Burdin is now a mentor to the members of Wilton Fire Department, said Chief Sonny Dunham. Training new drivers and those learning to pump, he's well-liked by young people and all members.
“He's dedicated and the best driver and pump operator we've had. He's an asset to the Wilton area,” Dunham said of the more than 40 years of service to Wilton, more than 25 of those years spent as assistant chief and now deputy chief.
Burdin attended a Tuesday firefighter's meeting and is kept abreast of what's going on but has retired from active duty after becoming ill in December and learning that it was a terminal disease in April, said his wife, Anne, on Wednesday.
“He listens to the tones and he's just aching to be there,” she said. “It's always been his 'second love' but we're very proud of him.”
Burdin's goal this week is to help lead the Blueberry Festival parade Saturday in the department's 1929 Model A fire truck, which he modestly said he “had a hand” in restoring and keeping.
He also plans to shoot the starting gun for the Firemen's Muster events planned for 1 p.m. on Main Street. He has served as president of the Central Maine Firemen's Muster Association, which organizes musters for events like the Clam and Moxie festivals and Farmington Fair.
His service also includes duties as a past president and treasurer of the Franklin County Firemen's Association and chairman of the Learn not to Burn program that raises funding for school and community fire prevention education.
Over those years of service, Burdin has seen several changes including more “rules and regulations” that can make it hard to maintain a volunteer call force.
“We tell new applicants what we expect and that they need to commit to this many hours when they have to be here,” he said.
Another challenge he's seen over the years is the manpower available to respond to calls during the day.
“When I worked at Bass, we could get 15 men from Bass and another five or six from Forsters,” he said. With the loss of manufacturing, more people commute out of town leaving less to respond.
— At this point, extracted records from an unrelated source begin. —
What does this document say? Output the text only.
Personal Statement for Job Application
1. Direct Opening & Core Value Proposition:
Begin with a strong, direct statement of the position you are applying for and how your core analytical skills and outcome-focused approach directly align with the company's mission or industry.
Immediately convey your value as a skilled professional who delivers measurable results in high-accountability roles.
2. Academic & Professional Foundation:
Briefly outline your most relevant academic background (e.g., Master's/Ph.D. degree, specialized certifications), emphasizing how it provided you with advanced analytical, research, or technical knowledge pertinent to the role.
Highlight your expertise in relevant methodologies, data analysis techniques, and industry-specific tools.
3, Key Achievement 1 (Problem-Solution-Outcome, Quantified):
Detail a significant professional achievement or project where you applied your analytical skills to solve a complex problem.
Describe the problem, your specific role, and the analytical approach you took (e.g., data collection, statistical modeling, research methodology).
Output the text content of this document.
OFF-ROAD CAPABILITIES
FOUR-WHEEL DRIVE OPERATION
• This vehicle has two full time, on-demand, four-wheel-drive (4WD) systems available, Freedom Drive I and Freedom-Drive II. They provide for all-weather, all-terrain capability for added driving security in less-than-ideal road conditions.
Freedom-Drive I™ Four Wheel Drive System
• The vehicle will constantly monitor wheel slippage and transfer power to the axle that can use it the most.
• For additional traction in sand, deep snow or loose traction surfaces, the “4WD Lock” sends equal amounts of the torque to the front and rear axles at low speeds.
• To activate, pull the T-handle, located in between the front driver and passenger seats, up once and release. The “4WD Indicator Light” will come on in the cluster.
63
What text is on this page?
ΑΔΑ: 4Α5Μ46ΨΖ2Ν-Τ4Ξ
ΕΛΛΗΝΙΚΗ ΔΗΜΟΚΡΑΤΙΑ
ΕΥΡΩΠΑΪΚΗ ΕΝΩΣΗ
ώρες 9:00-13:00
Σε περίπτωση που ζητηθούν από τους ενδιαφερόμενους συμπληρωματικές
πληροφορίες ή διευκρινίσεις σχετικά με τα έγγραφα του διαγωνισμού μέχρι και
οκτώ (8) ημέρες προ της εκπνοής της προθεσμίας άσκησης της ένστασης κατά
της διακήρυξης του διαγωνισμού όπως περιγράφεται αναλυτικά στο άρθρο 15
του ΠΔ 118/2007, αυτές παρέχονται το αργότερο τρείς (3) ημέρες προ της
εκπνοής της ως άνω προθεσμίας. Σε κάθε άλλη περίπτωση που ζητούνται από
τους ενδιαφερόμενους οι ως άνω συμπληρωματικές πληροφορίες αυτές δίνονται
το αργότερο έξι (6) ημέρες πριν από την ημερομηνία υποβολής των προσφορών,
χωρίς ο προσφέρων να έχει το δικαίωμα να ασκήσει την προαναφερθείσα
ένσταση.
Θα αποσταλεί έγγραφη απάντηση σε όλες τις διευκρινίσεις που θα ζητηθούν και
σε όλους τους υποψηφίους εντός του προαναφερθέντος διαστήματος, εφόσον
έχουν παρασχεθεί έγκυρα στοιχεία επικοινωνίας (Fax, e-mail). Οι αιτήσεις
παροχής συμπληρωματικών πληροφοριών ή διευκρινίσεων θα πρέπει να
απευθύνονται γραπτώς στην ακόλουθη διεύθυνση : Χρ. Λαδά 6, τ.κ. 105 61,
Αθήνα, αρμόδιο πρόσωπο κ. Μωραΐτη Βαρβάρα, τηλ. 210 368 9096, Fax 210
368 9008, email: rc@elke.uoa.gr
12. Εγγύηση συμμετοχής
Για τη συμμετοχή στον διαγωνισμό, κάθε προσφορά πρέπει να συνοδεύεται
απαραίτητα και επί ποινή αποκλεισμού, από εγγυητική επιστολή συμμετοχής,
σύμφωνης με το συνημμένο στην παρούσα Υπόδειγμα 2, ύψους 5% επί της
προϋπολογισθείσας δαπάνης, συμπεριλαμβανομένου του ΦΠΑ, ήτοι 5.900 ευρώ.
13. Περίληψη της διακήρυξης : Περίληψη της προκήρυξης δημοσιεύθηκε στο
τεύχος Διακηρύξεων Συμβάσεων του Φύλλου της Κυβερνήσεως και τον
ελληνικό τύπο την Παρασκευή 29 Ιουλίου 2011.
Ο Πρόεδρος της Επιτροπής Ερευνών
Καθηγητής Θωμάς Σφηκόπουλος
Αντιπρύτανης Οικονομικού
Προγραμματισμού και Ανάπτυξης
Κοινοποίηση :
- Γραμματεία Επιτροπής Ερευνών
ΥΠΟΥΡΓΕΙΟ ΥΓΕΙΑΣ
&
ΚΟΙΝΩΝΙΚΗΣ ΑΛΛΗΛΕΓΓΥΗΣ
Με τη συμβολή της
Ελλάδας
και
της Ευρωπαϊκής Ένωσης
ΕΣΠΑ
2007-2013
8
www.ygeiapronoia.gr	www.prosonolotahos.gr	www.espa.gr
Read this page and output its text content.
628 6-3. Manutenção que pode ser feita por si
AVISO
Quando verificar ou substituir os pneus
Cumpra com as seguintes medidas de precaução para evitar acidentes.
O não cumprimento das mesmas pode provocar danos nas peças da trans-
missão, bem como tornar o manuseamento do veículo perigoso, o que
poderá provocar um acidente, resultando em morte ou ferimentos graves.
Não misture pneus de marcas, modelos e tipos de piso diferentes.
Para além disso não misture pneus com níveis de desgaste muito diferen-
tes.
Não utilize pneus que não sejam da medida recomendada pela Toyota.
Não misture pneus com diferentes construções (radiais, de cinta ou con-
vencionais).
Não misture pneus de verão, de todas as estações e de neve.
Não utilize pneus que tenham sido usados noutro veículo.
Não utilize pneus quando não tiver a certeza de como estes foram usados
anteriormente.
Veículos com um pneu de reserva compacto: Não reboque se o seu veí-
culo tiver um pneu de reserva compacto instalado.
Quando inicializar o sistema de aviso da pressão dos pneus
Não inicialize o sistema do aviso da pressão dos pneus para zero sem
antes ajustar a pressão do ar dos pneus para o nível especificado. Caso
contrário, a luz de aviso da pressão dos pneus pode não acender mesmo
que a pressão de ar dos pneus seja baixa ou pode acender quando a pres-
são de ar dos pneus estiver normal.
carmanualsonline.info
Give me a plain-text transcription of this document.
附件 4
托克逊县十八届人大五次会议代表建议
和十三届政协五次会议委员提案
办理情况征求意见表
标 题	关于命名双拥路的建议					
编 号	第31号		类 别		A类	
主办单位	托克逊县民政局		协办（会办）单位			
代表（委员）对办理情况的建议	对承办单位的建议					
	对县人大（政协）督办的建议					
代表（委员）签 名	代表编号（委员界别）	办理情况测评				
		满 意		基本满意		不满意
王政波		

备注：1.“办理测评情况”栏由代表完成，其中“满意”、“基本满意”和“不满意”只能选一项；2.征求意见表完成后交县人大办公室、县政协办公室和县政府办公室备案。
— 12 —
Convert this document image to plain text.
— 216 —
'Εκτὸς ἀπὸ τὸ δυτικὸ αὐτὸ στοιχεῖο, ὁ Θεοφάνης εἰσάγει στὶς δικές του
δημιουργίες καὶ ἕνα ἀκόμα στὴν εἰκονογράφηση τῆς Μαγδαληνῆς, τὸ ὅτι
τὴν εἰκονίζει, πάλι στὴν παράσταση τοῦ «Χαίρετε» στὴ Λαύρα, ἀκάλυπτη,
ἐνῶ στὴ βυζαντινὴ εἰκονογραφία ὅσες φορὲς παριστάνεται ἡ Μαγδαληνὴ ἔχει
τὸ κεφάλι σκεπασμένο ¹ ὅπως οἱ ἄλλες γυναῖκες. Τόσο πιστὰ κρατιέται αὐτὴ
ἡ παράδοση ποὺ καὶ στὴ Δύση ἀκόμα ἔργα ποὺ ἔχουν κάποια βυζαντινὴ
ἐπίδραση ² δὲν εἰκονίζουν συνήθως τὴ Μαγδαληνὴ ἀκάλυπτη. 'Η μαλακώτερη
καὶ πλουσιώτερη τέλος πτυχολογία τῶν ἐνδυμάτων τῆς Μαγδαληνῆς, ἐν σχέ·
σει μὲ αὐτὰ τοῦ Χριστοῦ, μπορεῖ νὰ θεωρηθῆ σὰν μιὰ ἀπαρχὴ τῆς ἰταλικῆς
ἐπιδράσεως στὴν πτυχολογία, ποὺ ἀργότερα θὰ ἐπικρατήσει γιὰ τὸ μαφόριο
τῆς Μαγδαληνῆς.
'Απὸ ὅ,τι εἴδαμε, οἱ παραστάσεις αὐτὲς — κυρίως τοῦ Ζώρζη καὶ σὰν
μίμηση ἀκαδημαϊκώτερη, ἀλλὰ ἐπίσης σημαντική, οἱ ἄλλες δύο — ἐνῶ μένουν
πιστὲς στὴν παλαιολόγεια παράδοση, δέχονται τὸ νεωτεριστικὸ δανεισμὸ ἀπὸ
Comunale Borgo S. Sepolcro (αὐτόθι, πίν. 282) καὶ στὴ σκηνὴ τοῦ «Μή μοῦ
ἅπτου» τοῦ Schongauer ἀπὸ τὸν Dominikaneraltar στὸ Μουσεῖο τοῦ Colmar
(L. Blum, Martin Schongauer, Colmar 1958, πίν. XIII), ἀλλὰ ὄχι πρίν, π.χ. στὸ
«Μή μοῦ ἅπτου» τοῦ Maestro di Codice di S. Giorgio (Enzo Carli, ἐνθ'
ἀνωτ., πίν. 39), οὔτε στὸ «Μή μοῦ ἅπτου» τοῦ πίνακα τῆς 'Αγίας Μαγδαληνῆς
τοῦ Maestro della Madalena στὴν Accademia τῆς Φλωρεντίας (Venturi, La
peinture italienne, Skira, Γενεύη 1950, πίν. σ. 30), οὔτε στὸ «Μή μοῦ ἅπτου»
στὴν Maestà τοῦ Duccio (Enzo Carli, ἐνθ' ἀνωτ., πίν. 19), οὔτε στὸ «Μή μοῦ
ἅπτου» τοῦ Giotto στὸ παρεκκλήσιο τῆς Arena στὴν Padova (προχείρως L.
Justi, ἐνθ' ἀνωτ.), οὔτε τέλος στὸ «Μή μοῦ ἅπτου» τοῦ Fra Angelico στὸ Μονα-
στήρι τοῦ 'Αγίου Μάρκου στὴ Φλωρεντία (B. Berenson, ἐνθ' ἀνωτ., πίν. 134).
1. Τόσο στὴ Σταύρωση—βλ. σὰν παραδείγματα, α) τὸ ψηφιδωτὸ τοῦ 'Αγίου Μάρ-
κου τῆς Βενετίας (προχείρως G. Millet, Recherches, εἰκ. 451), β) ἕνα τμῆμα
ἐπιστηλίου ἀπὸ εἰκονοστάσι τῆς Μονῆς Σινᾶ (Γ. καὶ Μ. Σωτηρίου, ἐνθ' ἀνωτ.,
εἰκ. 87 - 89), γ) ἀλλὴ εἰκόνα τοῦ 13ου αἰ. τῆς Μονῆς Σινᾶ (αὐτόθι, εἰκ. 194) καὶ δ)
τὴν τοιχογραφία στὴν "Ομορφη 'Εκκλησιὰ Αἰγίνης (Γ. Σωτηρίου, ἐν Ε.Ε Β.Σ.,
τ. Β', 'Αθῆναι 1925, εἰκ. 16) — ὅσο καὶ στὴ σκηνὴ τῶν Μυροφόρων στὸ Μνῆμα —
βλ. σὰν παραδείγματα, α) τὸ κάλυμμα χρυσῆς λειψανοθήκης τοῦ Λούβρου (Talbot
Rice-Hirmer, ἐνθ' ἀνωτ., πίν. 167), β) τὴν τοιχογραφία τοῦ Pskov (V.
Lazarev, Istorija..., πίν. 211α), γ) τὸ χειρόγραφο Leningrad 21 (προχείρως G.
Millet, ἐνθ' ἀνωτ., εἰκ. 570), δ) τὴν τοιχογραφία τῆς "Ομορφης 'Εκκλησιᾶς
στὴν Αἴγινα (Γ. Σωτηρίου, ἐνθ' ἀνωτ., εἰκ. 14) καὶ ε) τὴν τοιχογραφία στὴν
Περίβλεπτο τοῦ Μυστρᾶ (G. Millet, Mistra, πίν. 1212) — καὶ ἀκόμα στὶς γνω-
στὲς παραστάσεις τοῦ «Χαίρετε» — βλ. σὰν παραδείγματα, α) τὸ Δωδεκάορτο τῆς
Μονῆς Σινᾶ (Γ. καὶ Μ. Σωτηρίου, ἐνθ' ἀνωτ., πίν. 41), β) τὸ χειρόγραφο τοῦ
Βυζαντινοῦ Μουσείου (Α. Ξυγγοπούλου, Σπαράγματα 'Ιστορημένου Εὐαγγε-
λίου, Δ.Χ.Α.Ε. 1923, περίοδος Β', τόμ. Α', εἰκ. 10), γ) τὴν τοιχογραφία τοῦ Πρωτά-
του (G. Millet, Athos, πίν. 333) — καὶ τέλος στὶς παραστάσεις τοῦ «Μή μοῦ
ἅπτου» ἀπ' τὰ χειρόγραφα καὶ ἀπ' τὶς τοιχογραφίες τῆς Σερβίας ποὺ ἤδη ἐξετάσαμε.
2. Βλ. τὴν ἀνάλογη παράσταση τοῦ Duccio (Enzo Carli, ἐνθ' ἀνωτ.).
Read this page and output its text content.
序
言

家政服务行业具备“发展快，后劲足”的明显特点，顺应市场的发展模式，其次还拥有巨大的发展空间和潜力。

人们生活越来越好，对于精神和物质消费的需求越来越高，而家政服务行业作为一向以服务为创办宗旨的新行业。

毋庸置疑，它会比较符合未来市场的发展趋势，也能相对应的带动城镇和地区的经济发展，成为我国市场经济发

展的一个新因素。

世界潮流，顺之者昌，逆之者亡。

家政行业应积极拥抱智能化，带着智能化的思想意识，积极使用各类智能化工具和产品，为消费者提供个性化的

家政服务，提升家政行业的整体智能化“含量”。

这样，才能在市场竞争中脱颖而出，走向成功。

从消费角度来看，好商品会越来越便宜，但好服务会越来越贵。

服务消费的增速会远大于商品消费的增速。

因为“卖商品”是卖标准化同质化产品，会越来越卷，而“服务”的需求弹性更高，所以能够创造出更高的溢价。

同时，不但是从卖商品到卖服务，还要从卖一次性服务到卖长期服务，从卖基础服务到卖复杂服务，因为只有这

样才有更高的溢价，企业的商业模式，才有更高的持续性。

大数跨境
Before air packs allowed firefighters inside a structure, they responded with a “surround and drown” philosophy that left firefighters described as “chimney savers,” he said. With modern tactics, more is left and with a little renovation, property owners can often keep their homes.
In the early days, street clothes were a firefighter's outfit, then came hot, rubber raincoats that kept the heat in, but now with gear and air packs, a firefighter adds on 60 pounds, he said.
“It's been something I enjoyed doing and a way to give back to the community,” Burdin said. It has also taken a lot of love and support from his family who understand it's a “big part of his life.”
One daughter, out of three daughters, and one son became a certified firefighter. The daughter worked with her father in Wilton before her marriage, he said.
Now the community has rallied giving back to him, Anne said.
“We've been surrounded by love and support,” she added explaining how many have e-mailed her expressing one wish, “tell Kendall thank you” for his years of service.